Well-posedness of stochastic partial differential equations with fully local monotone coefficients

Abstract

Consider stochastic partial differential equations (SPDEs) with fully local monotone coefficients in a Gelfand triple \(V\subseteq H \subseteq V^*\):

$$\begin{aligned} {\left\{ \begin{array}{ll} dX(t) = A(t,X(t))dt + B(t,X(t))dW(t), \quad t\in (0,T],\\ ~ X(0) = x\in H, \end{array}\right. } \end{aligned}$$

where

$$\begin{aligned} A: [0,T]\times V \rightarrow V^* , \quad B: [0,T]\times V \rightarrow L_2(U,H) \end{aligned}$$

are measurable maps, \(L_2(U,H)\) is the space of Hilbert–Schmidt operators from U to H and W is a U-cylindrical Wiener process. Such SPDEs include many interesting models in applied fields like fluid dynamics etc. In this paper, we establish the well-posedness of the above SPDEs under fully local monotonicity condition solving a longstanding open problem.

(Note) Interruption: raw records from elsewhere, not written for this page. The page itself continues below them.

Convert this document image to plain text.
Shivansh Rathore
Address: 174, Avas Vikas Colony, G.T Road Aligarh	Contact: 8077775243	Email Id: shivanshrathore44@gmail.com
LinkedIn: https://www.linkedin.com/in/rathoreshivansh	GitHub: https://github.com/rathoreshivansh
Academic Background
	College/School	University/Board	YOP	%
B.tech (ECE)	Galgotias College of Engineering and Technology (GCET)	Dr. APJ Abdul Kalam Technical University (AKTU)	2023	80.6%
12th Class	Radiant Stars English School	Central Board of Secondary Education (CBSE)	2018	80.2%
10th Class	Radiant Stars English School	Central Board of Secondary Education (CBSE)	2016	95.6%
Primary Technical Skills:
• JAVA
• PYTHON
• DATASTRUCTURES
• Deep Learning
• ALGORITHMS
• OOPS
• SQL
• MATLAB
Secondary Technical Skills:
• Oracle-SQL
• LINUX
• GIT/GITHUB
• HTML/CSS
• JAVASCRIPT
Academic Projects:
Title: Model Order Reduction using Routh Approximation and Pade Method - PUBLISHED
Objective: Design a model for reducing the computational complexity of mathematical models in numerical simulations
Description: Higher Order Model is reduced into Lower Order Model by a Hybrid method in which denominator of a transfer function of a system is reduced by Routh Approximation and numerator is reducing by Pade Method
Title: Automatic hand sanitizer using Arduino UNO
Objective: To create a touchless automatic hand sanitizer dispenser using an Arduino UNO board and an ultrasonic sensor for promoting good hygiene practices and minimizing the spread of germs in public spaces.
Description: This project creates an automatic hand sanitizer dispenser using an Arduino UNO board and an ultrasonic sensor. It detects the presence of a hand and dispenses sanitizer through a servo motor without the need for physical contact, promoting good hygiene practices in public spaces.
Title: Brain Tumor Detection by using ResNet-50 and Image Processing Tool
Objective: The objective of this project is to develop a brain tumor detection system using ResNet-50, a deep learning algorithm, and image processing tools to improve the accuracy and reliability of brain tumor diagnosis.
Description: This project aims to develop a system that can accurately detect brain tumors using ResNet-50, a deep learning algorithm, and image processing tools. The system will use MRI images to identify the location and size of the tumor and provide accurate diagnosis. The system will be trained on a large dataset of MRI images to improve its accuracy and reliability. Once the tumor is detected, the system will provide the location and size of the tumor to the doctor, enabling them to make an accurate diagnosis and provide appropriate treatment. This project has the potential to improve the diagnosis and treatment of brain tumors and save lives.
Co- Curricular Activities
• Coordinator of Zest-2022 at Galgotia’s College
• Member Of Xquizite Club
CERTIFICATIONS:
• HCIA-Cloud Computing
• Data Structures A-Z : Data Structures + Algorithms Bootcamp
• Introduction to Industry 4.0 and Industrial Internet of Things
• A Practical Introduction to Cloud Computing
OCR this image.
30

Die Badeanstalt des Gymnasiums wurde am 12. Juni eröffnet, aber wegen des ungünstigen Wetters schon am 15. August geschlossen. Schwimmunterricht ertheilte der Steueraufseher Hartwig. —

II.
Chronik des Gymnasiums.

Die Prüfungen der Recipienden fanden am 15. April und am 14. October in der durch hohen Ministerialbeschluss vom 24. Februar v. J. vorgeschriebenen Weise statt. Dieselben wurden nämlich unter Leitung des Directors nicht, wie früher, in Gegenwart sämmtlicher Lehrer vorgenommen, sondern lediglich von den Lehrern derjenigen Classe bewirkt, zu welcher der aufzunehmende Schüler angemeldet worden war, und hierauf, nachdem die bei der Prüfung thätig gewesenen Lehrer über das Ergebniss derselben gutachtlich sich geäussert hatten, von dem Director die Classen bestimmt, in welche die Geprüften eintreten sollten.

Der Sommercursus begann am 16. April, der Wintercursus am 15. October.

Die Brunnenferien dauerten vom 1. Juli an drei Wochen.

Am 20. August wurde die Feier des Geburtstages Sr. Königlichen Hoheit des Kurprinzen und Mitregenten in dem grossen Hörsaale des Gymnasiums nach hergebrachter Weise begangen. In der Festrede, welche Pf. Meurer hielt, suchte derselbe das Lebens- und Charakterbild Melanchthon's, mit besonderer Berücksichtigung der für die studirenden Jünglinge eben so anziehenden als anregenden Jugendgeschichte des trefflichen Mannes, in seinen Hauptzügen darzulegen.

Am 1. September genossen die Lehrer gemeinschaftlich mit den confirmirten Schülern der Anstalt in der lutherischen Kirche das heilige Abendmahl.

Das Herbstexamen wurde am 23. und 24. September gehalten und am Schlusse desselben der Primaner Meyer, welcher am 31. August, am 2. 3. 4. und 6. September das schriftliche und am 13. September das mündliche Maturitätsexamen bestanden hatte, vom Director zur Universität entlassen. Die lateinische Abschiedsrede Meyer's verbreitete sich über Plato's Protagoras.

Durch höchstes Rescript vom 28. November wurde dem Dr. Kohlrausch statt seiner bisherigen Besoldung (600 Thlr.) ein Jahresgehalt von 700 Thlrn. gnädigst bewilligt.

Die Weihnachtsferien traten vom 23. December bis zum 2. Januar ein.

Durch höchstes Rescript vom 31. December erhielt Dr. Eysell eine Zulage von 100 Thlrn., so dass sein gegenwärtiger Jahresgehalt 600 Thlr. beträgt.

The conditions on the diffusion coefficient \(B(t,\cdot )\) are allowed to depend on both the H-norm and V-norm. In the case of classical SPDEs, this means that \(B(\cdot ,\cdot )\) could also depend on the gradient of the solution. The well-posedness is obtained through a combination of pseudo-monotonicity techniques and compactness arguments.